Much depends on whether the two parties in question had the intention to enter into a legal relationship when they made their promises. If the promises were made casually in a social occasion, the law would presume that the parties had no such intention and, unless this presumption can be rebutted and the intention to enter into a legal relationship proved, the agreement would not be legally enforceable.
Is an agreement to perform illegal acts a legally enforceable contract?
No. This is not a legally enforceable contract. Any agreement the subject matter of which is illegal or is otherwise manifestly contrary to public policy will not be enforced by the courts.
How are the contents of a contract classified?
Terms and Representations:
A "Term" is part of the contract but a "representation" is not. During the course of negotiation the parties to a contract might have made a large number of representations to each other, some of which might have been incorporated into the contract as a "term" but others might not.
Conditions, Warranties and Innominate Terms:
Contractual terms are generally divided into "conditions", "warranties" and "innominate terms"
"Conditions" are the more important terms (i.e. those which "go to the heart of the contract"). Where there has been a breach of one or more of the conditions, the innocent party is entitled to set aside the contract in question in addition to receiving compensation for the loss and damages he has suffered.
"Warranties" are the less important terms (i.e. those which are only "peripheral to the subject matter of the contract").

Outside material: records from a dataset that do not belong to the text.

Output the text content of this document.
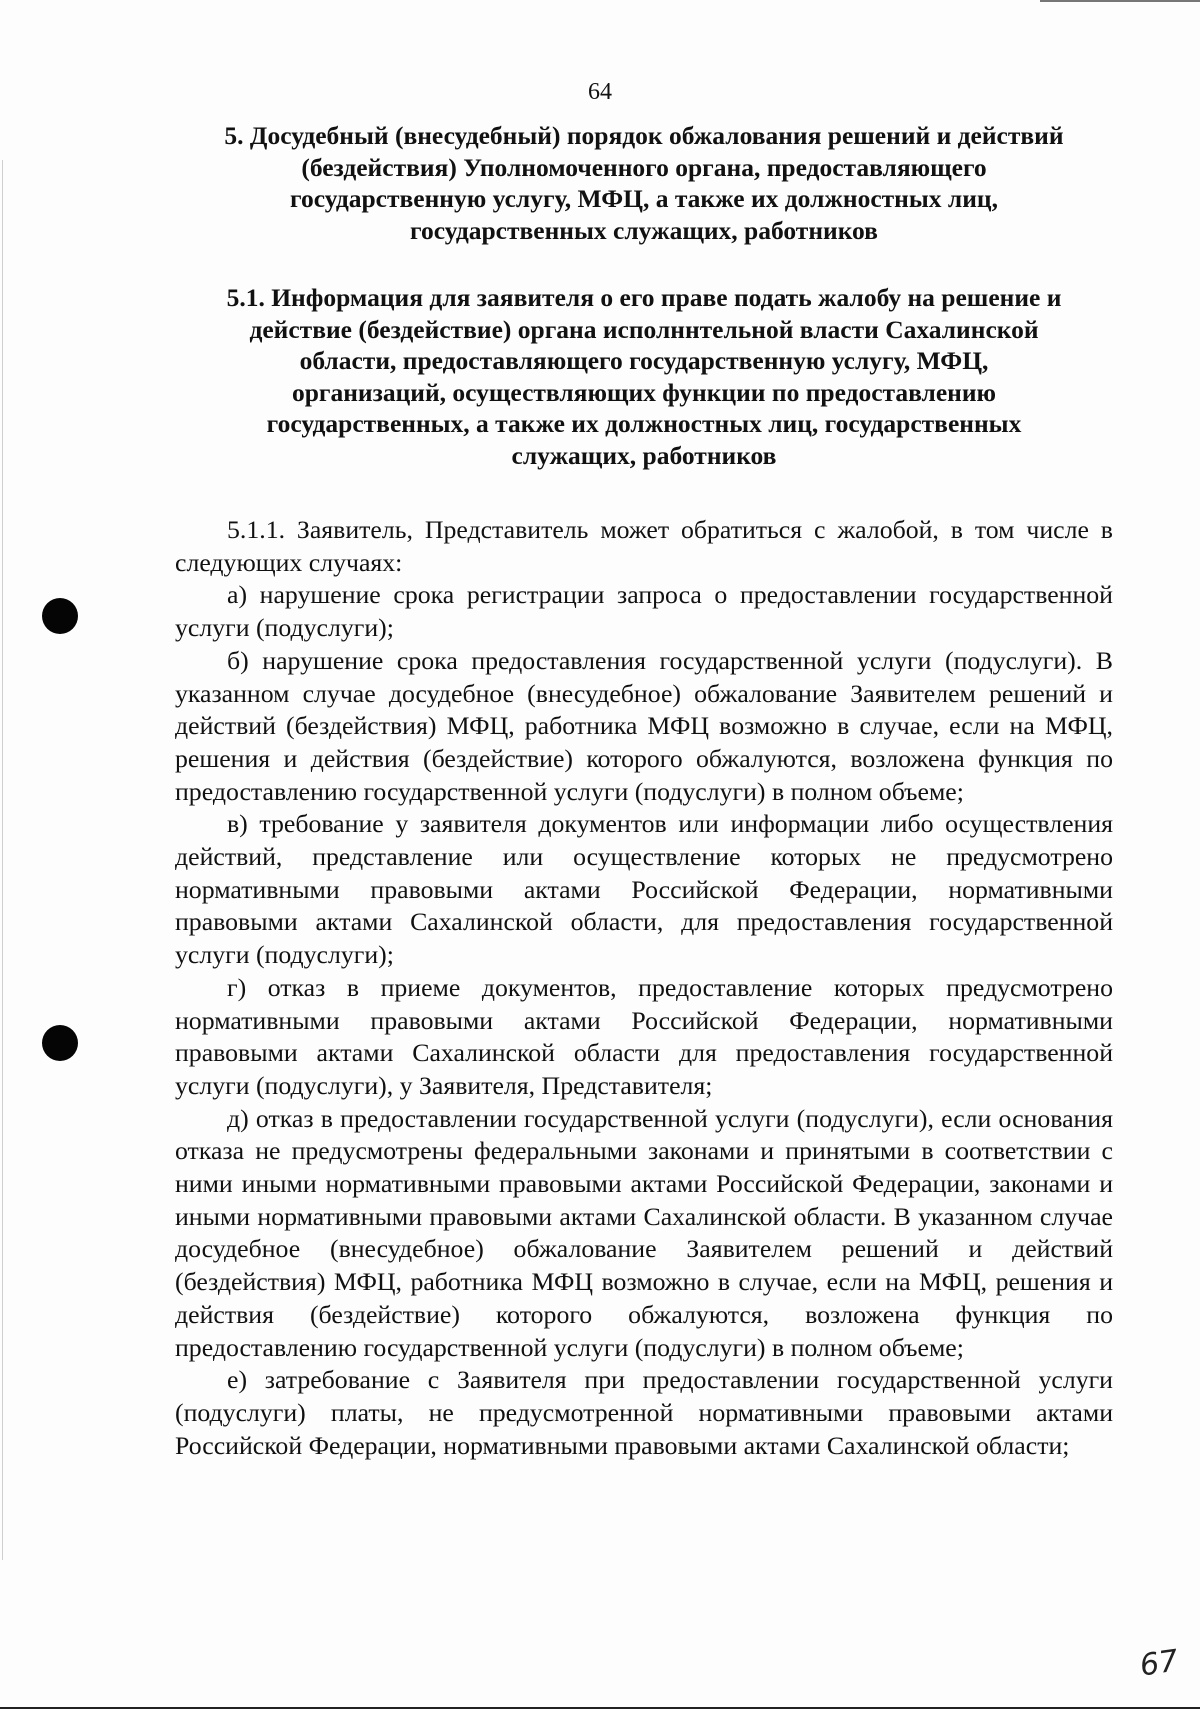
64
5. Досудебный (внесудебный) порядок обжалования решений и действий
(бездействия) Уполномоченного органа, предоставляющего
государственную услугу, МФЦ, а также их должностных лиц,
государственных служащих, работников
5.1. Информация для заявителя о его праве подать жалобу на решение и
действие (бездействие) органа исполннтельной власти Сахалинской
области, предоставляющего государственную услугу, МФЦ,
организаций, осуществляющих функции по предоставлению
государственных, а также их должностных лиц, государственных
служащих, работников

5.1.1. Заявитель, Представитель может обратиться с жалобой, в том числе в следующих случаях:

а) нарушение срока регистрации запроса о предоставлении государственной услуги (подуслуги);

б) нарушение срока предоставления государственной услуги (подуслуги). В указанном случае досудебное (внесудебное) обжалование Заявителем решений и действий (бездействия) МФЦ, работника МФЦ возможно в случае, если на МФЦ, решения и действия (бездействие) которого обжалуются, возложена функция по предоставлению государственной услуги (подуслуги) в полном объеме;

в) требование у заявителя документов или информации либо осуществления действий, представление или осуществление которых не предусмотрено нормативными правовыми актами Российской Федерации, нормативными правовыми актами Сахалинской области, для предоставления государственной услуги (подуслуги);

г) отказ в приеме документов, предоставление которых предусмотрено нормативными правовыми актами Российской Федерации, нормативными правовыми актами Сахалинской области для предоставления государственной услуги (подуслуги), у Заявителя, Представителя;

д) отказ в предоставлении государственной услуги (подуслуги), если основания отказа не предусмотрены федеральными законами и принятыми в соответствии с ними иными нормативными правовыми актами Российской Федерации, законами и иными нормативными правовыми актами Сахалинской области. В указанном случае досудебное (внесудебное) обжалование Заявителем решений и действий (бездействия) МФЦ, работника МФЦ возможно в случае, если на МФЦ, решения и действия (бездействие) которого обжалуются, возложена функция по предоставлению государственной услуги (подуслуги) в полном объеме;

е) затребование с Заявителя при предоставлении государственной услуги (подуслуги) платы, не предусмотренной нормативными правовыми актами Российской Федерации, нормативными правовыми актами Сахалинской области;

67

Where there has been a breach of one or more of the warranties, the innocent party is only entitled to compensation, but not to set side the contract.
"Innominate Terms" are those intermediate terms that can neither be classified as "conditions" nor as "warranties". Where there has been a breach of innominate terms the innocent party is entitled to compensation but may or may not be entitled to set aside the contract, depending on the gravity of the breach.
Express Terms and Implied Terms:
"Express terms" are terms that have been unambiguously expressed by the two parties in writing (or orally) in the contract.
"Implied terms" are terms that have never been expressly mentioned by the parties. Terms may be implied by the parties themselves, by law, or by customs.
"Exemption clauses" are contractual terms that purport to exclude or limit the liability of a party against the other. The effects of any such clauses are regulated by the Control of Exemption Clauses Ordinance (Chapter 71, Laws of Hong Kong).
What remedies are available in a breach of contract action?
The remedies available in a breach of contract action include:
Damages, i.e. monetary compensation;
Specific Performance, i.e. an order of the court compelling a party to honour his promises; and
Injunction, i.e. an order of the court prohibiting a party to do certain acts.